Memaksakan Jilbab di Sekolah Bisa Menimbulkan Intoleransi dan Radikalisme, Ngeri

ERA.id - Tidak boleh ada pemaksaan pemakaian jilbab di sekolah negeri, yang pada dasarnya terdiri atas berbagai macam agama, suku, dan sudah dipastikan ada keberagaman di dalamnya.

“Karena ini sekolah negeri, jadi tidak boleh ada pemaksaan. Proses yang dilakukan juga tidak boleh memaksa. Berikanlah pemahaman terlebih dahulu kepada siswi tersebut, tentang pentingnya jilbab itu. Itu pun ditujukan bagi siswa yang beragama Islam saja,” kata Rektor Institut Agama Islam Negeri (IAIN) Kota Metro, Provinsi Lampung, Siti Nurjanah, Kamis (4/8/2022).

Bahkan, menurut dia, pemaksaan pemakaian jilbab di sekolah negeri berpotensi menimbulkan tindakan intoleransi serta diskriminasi dan dikhawatirkan akan memunculkan sikap radikalisme di lingkungan pendidikan yang mengancam persatuan bangsa.

"Tidak boleh ada pemaksaan itu.
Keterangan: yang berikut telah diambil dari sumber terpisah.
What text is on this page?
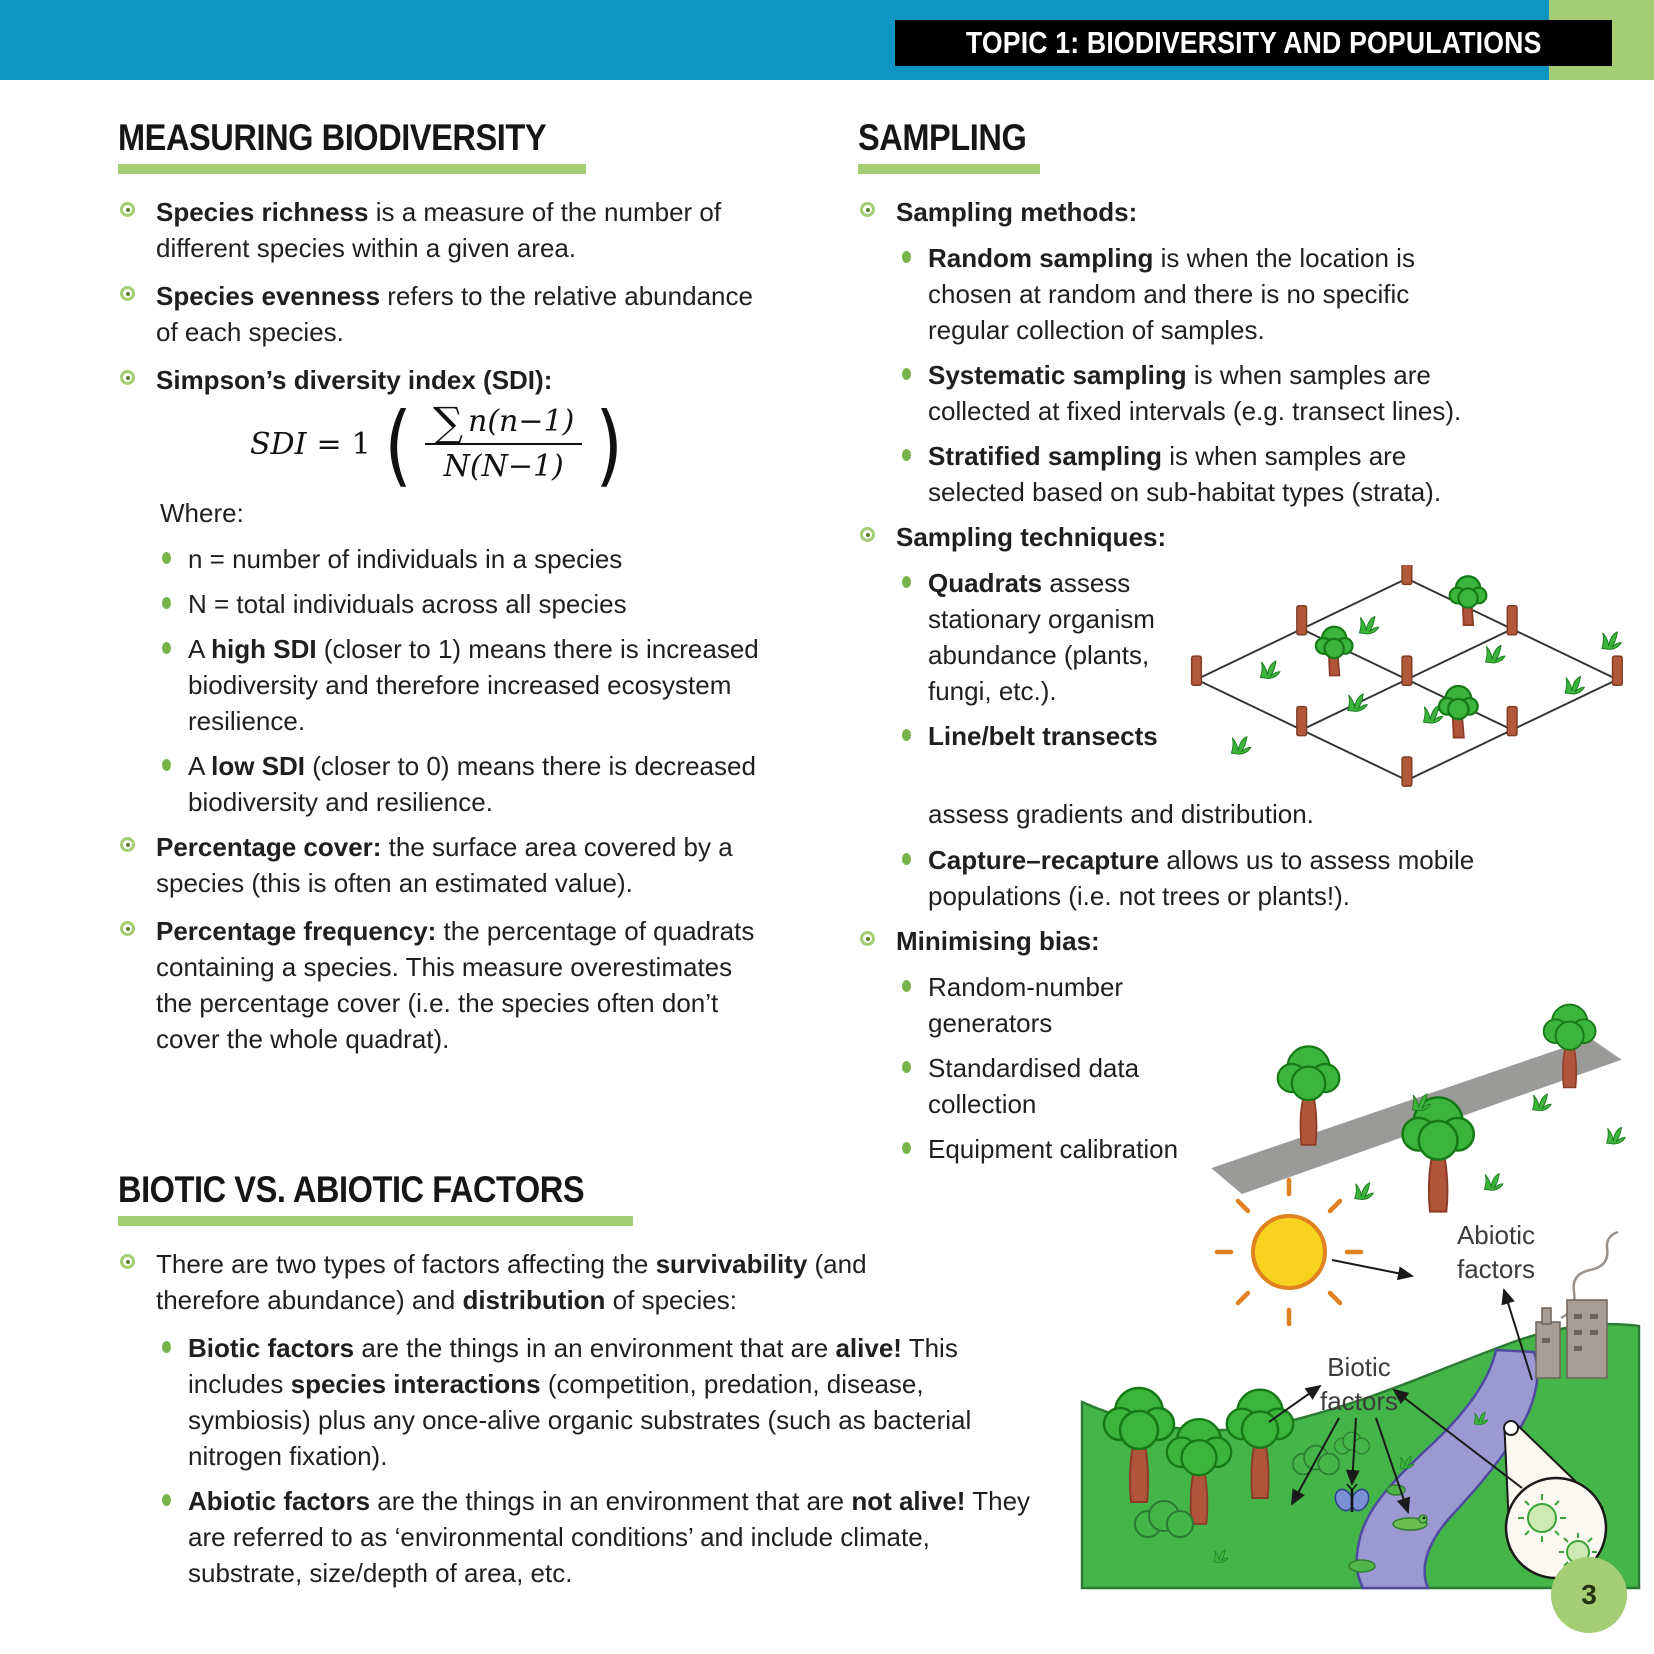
TOPIC 1: BIODIVERSITY AND POPULATIONS
MEASURING BIODIVERSITY
Species richness is a measure of the number of different species within a given area.
Species evenness refers to the relative abundance of each species.
Simpson’s diversity index (SDI):
SDI = 1 ( $\frac{\sum n(n-1)}{N(N-1)}$ )
Where:
n = number of individuals in a species
N = total individuals across all species
A high SDI (closer to 1) means there is increased biodiversity and therefore increased ecosystem resilience.
A low SDI (closer to 0) means there is decreased biodiversity and resilience.
Percentage cover: the surface area covered by a species (this is often an estimated value).
Percentage frequency: the percentage of quadrats containing a species. This measure overestimates the percentage cover (i.e. the species often don’t cover the whole quadrat).
SAMPLING
Sampling methods:
Random sampling is when the location is chosen at random and there is no specific regular collection of samples.
Systematic sampling is when samples are collected at fixed intervals (e.g. transect lines).
Stratified sampling is when samples are selected based on sub-habitat types (strata).
Sampling techniques:
Quadrats assess stationary organism abundance (plants, fungi, etc.).
Line/belt transects
assess gradients and distribution.
Capture–recapture allows us to assess mobile populations (i.e. not trees or plants!).
Minimising bias:
Random-number generators
Standardised data collection
Equipment calibration
BIOTIC VS. ABIOTIC FACTORS
There are two types of factors affecting the survivability (and therefore abundance) and distribution of species:
Biotic factors are the things in an environment that are alive! This includes species interactions (competition, predation, disease, symbiosis) plus any once-alive organic substrates (such as bacterial nitrogen fixation).
Abiotic factors are the things in an environment that are not alive! They are referred to as ‘environmental conditions’ and include climate, substrate, size/depth of area, etc.
Abiotic
factors
Biotic
factors
3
Itulah yang disebut dengan intoleransi karena melakukan pemaksaan. Lalu, ada diskriminasi di sana. Kenapa? Karena itu tadi, guru tersebut memaksa kepada siswa yang belum memiliki pemahaman yang utuh tentang penggunaan jilbab,” kata Siti.

Hal tersebut dia sampaikan sebagai tanggapan atas masalah pemaksaan pemakaian jilbab terhadap siswi di DI Yogyakarta dan DKI Jakarta yang sedang ramai diberitakan dan diduga terjadi di sebuah sekolah negeri, sekaligus bukan merupakan kasus yang pertama kali terjadi di lembaga pendidikan.

Ia menilai sekolah seharusnya menghadirkan aturan yang memuat nilai-nilai toleransi dan mampu membangun kesadaran mengenai pentingnya menjaga keberagaman di antara semua warga sekolah.

“Pemahaman dan kesadaran akan keberagaman menjadi bukti konkret untuk tidak boleh diteruskannya atau tidak boleh dilakukannya diskriminasi, baik itu diskriminasi golongan, budaya, agama, maupun politik. Mahasiswa dan pelajar butuh sekali sosialisasi pemahaman akan hal tersebut,” kata dia.

Siti yang juga merupakan Ketua Dewan Pakar Pengurus Cabang Muslimat Nahdlatul Ulama (NU) Kota Metro ini menilai, dengan adanya insiden tersebut, tidak menutup kemungkinan akan terjadinya konflik berkepanjangan, baik konflik internal agama maupun konflik antaragama.

Makanya persoalan tersebut tidak bisa dibiarkan berlarut-larut karena politik identitas seperti ini berbahaya serta berpotensi menimbulkan konflik sosial dan agama yang destruktif bagi keutuhan bangsa Indonesia yang beragam ini.

Siti pun memandang para pendidik perlu dibekali cara memahami aturan-aturan yang ada secara penuh, baik itu aturan-aturan yang ditetapkan oleh negara maupun aturan yang ada dalam agama masing-masing.

“Khususnya bagi guru bimbingan konseling (BK), harus memahami secara utuh bagaimana Islam memberikan pesan ataupun agama Islam memberikan pesan terkait dengan pentingnya menutup aurat bagi perempuan itu pentingnya apa sih, itu harus utuh dalam menyampaikannya,” jelas dia.

Diungkapkannya pula, jika kemudian siswa memutuskan untuk menggunakan jilbab, hal itu harus betul-betul berangkat dari pemahamannya dan ketergerakan hatinya untuk menggunakan jilbab.

Siti Nurjanah juga mengkritisi perlunya upaya nyata dari semua pihak, seperti kepala sekolah, guru, wali kelas, wali murid, serta masyarakat luas dalam menanggulangi aksi dan praktik intoleransi di lingkungan pendidikan.

Sebelumnya mengenai kasus pemaksaan pemakaian jilbab di sekolah yang diduga terjadi di DKI Jakarta, Dinas Pendidikan DKI Jakarta melalui Kepala Subbagian Humas dan Kerja Sama Antar Lembaga Taga Radja Gah menegaskan tidak ada paksaan dalam mengenakan jilbab di sekolah negeri.

Taga menjelaskan peraturan penggunaan jilbab sebagai pakaian seragam tidak diwajibkan untuk semua sekolah negeri. Penggunaan jilbab, kata dia, menyesuaikan dengan kepercayaan masing-masing siswi.